For composition dictionary in current proposal, we can see exposing IME clauses as child nodes of text node, and making them real DOM nodes with styles being useful for a JS-based IME as the IME needs to tell the web application how to render the composition, but if JS IME is not a goal, is there any other scenarios that will benefit from this? If not, how about a simple design that expose the text being composed as DOMString?

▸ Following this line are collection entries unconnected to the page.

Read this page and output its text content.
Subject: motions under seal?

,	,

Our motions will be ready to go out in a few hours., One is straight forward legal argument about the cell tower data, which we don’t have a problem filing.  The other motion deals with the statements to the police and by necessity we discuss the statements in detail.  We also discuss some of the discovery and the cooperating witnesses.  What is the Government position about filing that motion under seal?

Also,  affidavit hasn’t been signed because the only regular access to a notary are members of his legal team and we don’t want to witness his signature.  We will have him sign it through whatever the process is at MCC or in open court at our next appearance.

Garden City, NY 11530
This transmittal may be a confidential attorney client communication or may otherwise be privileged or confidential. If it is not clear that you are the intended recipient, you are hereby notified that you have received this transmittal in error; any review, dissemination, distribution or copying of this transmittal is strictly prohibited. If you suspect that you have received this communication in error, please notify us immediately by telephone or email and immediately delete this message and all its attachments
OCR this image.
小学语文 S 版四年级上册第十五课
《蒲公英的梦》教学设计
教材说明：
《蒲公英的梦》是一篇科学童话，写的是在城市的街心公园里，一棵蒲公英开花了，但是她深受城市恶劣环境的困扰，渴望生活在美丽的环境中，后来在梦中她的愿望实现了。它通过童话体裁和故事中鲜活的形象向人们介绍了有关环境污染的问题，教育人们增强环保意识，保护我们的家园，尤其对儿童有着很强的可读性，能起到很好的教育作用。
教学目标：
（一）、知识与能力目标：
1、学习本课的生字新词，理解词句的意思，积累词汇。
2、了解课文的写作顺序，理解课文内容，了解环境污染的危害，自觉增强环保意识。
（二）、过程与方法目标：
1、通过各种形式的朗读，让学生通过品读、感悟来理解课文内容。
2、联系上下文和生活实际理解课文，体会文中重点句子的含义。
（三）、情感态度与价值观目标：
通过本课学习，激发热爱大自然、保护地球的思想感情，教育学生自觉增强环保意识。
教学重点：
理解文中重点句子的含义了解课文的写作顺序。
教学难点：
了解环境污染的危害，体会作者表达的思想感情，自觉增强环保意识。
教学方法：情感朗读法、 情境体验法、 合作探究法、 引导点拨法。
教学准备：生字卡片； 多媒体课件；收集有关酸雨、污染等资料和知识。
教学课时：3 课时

For caret range, if it’s for enabling JS-based IME, then exposing the caret ranges of IME clauses is helpful, but if it’s not for JS IME, is there any other usage? We understand that web applications want to know about the whole string of the tentative composition, but we are not sure in which case they want to know how the whole tentative composition string is divided into several parts. Another issue is that the range type only tells the start and end offsets of the composition from its immediate parent. Web application usually wants to know the offset from the beginning of the text field so that it could combine the composition alternate with the text before it to create a full text string. But the beginning of the text field can be up in the parent tree if it’s a contentEditable element and requires JavaScript code to trace up in the parent tree to get the right offset.
So instead of a dictionary type for composition, we suggest compositionText, compositionStartOffset and compositionEndOffset as a simpler design. Please let us know if you have scenarios that need to be the other way."